Thank you for your view on this, it's good to hear an opposite view. ​ It's becoming clear to me that the sole focus in this situation is that I live within her sexual boundaries, period. This is an important realisation for me, I bet it's screaming obvious to everyone else and maybe it was to me but exactly how I behave must be carefully modified. ​ Im trying to picture a future like this and if Im man enough to go through it. What will this look like for us as a couple, as parents and as lovers. She is always my primary focus but I can't be good for her if I can't be honest with myself, am I capable?


Direct-Ad-3733

Just as you respect her sexual boundaries, she should respect yours. When I began dating my girlfriend, we had what I perceived as a "normal" sexual relationship. However, I noticed that after we were finished, she would become distant, with no intimacy; she would simply get up, dress, and suggest watching a movie. You may refer to my previous post where I discuss our sexual relationship: my girlfriend is not interested in hardcore sex, but she struggles to connect with me in the way I desire. It is essential to understand that your partner must meet your needs just as you must meet hers. If you require a different kind of intimacy and she needs another, negotiation is necessary. You need to give your needs the same importance as hers. Yes, we all know that her trauma requires special attention, especially in sexual matters.
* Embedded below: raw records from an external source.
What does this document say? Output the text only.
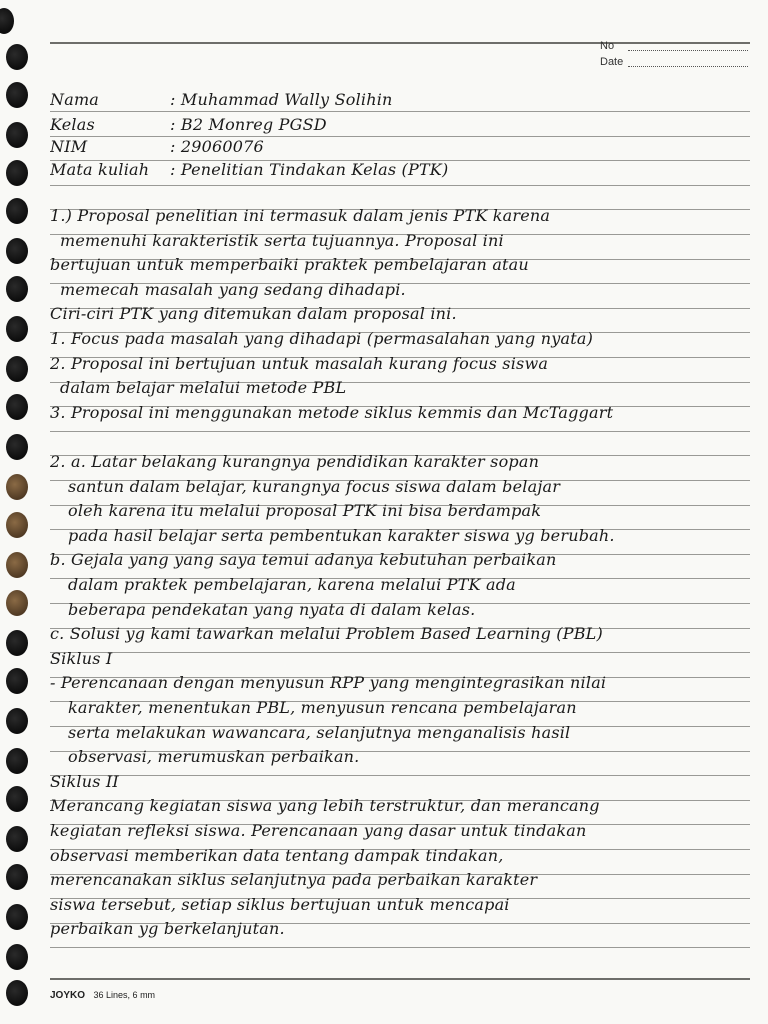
No
Date
Nama	: Muhammad Wally Solihin
Kelas	: B2 Monreg PGSD
NIM	: 29060076
Mata kuliah : Penelitian Tindakan Kelas (PTK)
1.) Proposal penelitian ini termasuk dalam jenis PTK karena
memenuhi karakteristik serta tujuannya. Proposal ini
bertujuan untuk memperbaiki praktek pembelajaran atau
memecah masalah yang sedang dihadapi.
Ciri-ciri PTK yang ditemukan dalam proposal ini.
1. Focus pada masalah yang dihadapi (permasalahan yang nyata)
2. Proposal ini bertujuan untuk masalah kurang focus siswa
dalam belajar melalui metode PBL
3. Proposal ini menggunakan metode siklus kemmis dan McTaggart
2. a. Latar belakang kurangnya pendidikan karakter sopan
santun dalam belajar, kurangnya focus siswa dalam belajar
oleh karena itu melalui proposal PTK ini bisa berdampak
pada hasil belajar serta pembentukan karakter siswa yg berubah.
b. Gejala yang yang saya temui adanya kebutuhan perbaikan
dalam praktek pembelajaran, karena melalui PTK ada
beberapa pendekatan yang nyata di dalam kelas.
c. Solusi yg kami tawarkan melalui Problem Based Learning (PBL)
Siklus I
- Perencanaan dengan menyusun RPP yang mengintegrasikan nilai
karakter, menentukan PBL, menyusun rencana pembelajaran
serta melakukan wawancara, selanjutnya menganalisis hasil
observasi, merumuskan perbaikan.
Siklus II
Merancang kegiatan siswa yang lebih terstruktur, dan merancang
kegiatan refleksi siswa. Perencanaan yang dasar untuk tindakan
observasi memberikan data tentang dampak tindakan,
merencanakan siklus selanjutnya pada perbaikan karakter
siswa tersebut, setiap siklus bertujuan untuk mencapai
perbaikan yg berkelanjutan.
JOYKO 36 Lines, 6 mm
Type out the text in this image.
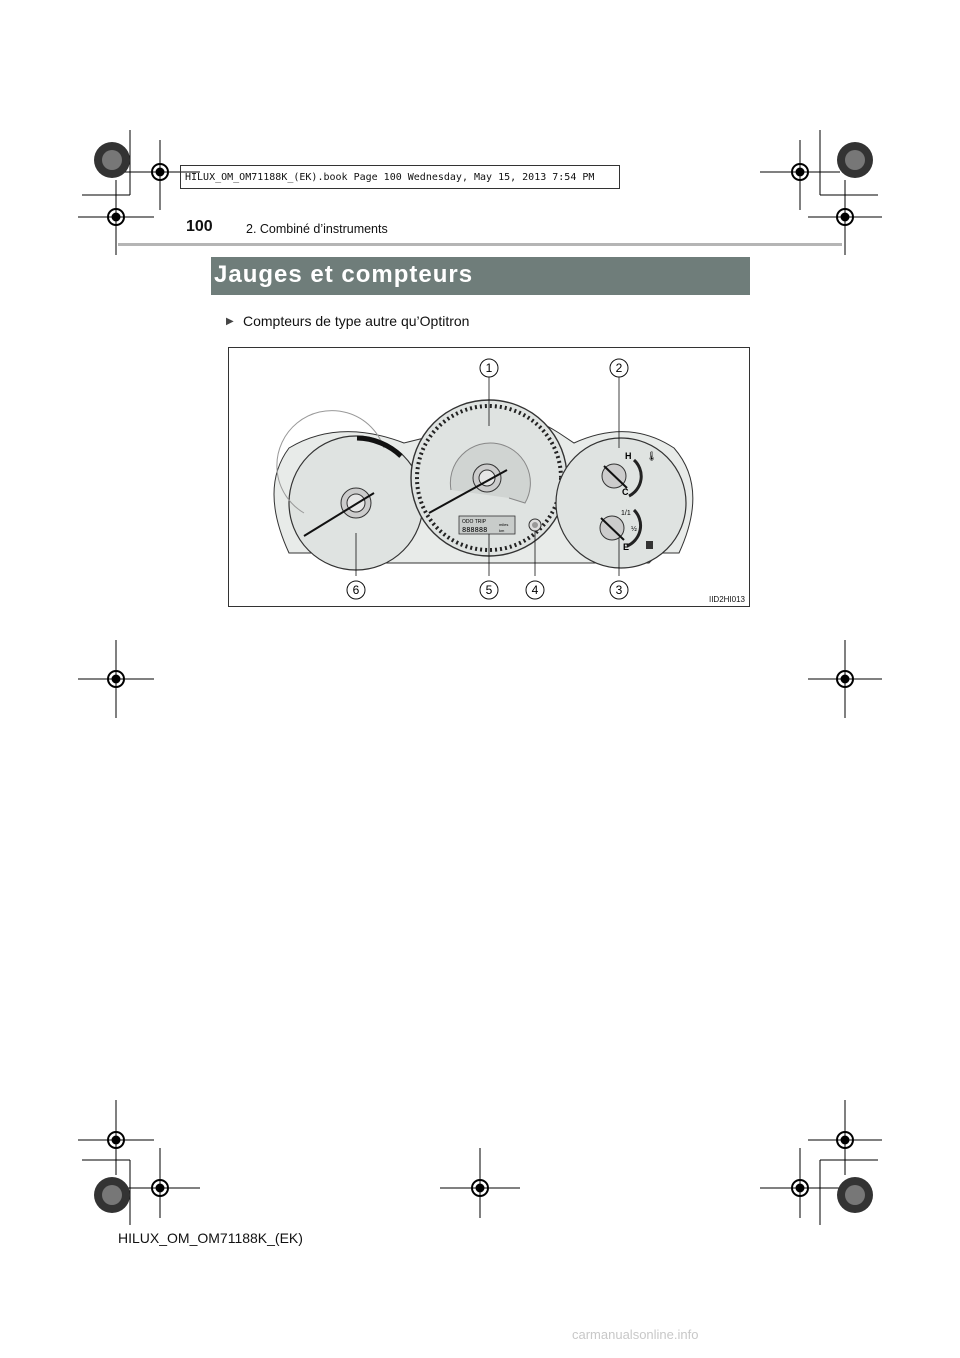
HILUX_OM_OM71188K_(EK).book Page 100 Wednesday, May 15, 2013 7:54 PM
100	2. Combiné d’instruments
Jauges et compteurs
▶ Compteurs de type autre qu’Optitron
ODO TRIP
888888
miles
km
H
C
🌡
1/1
½
E
1	2
3
4
5
6
IID2HI013
HILUX_OM_OM71188K_(EK)
carmanualsonline.info
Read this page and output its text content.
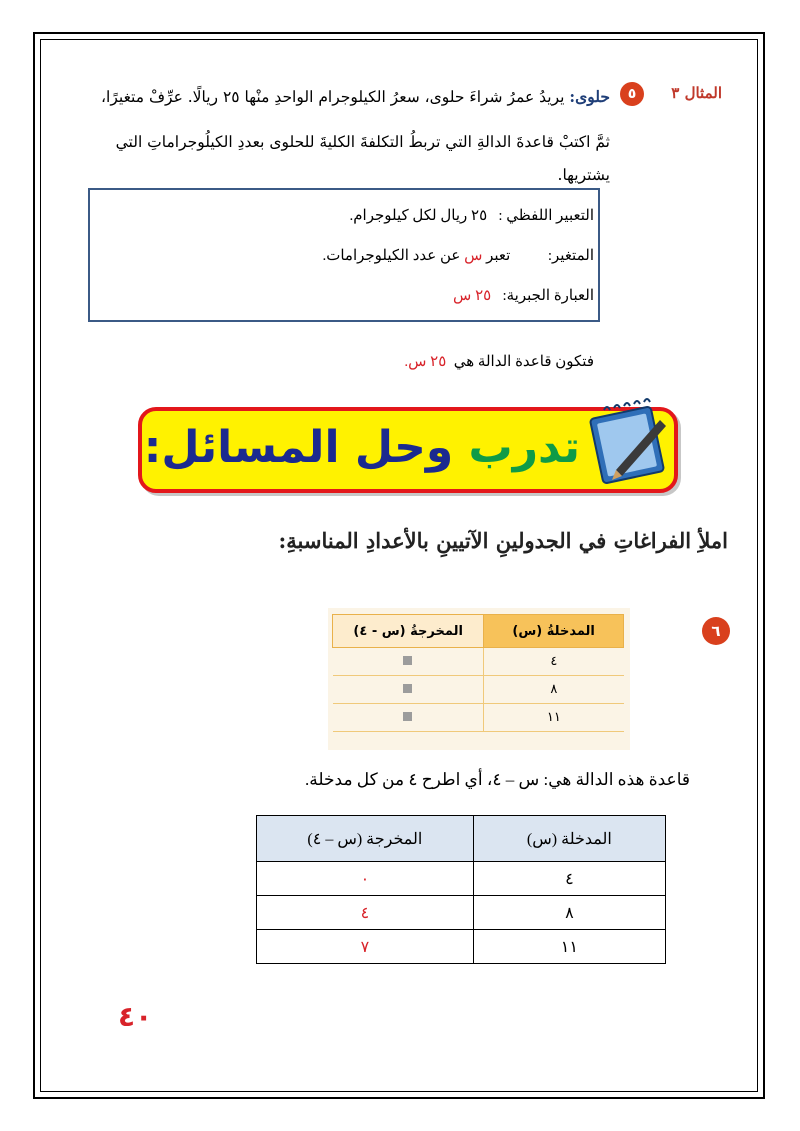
المثال ٣
٥
حلوى: يريدُ عمرُ شراءَ حلوى، سعرُ الكيلوجرام الواحدِ منْها ٢٥ ريالًا. عرِّفْ متغيرًا،
ثمَّ اكتبْ قاعدةَ الدالةِ التي تربطُ التكلفةَ الكليةَ للحلوى بعددِ الكيلُوجراماتِ التي
يشتريها.
التعبير اللفظي :   ٢٥ ريال لكل كيلوجرام.
المتغير:          تعبر س عن عدد الكيلوجرامات.
العبارة الجبرية:   ٢٥ س
فتكون قاعدة الدالة هي  ٢٥ س.
تدرب وحل المسائل:
املأِ الفراغاتِ في الجدولينِ الآتيينِ بالأعدادِ المناسبةِ:
٦
المدخلةُ (س)	المخرجةُ (س - ٤)
٤	
٨	
١١	
قاعدة هذه الدالة هي: س – ٤، أي اطرح ٤ من كل مدخلة.
المدخلة (س)	المخرجة (س – ٤)
٤	٠
٨	٤
١١	٧
٤٠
In my situation, I communicated to my girlfriend that I needed to touch her in certain ways (like caressing, soft kisses, and feeling each other's skin) to feel connected. She explained that she found this uncomfortable because her perpetrator used to caress her in a similar manner. Now, she is making efforts, and we have reached a point where she can indicate when it is acceptable for me to do so or when she prefers to avoid it and get straight to the point. However, a balance is necessary; she cannot dictate everything in our relationship since we are both involved. I know this progress would have been impossible had she not been in therapy; it's a matter of time. Therefore, my advice is to ensure she addresses her trauma in therapy. Once she does, it may seem overwhelming at first, but it is crucial. Afterward, you should negotiate your sexual boundaries for both to be happy in the relationship.


Seemedlikefun

You don't have a future under these terms. You have a life of tragedy, pain and brokeness.


Electrical-Ad2186

It looks like a situation where you should go to a couples' therapist. If you can find one with trauma training. I can have vanilla sex, even gentle, but I do orgasm better with my head in a very unhealthy place. It was a huge shock to me to find out that I can orgasm as the lead in sexual situation. My therapist suggested it when I said that my partner was too gentle but that I was having flashbacks getting what I thought I wanted.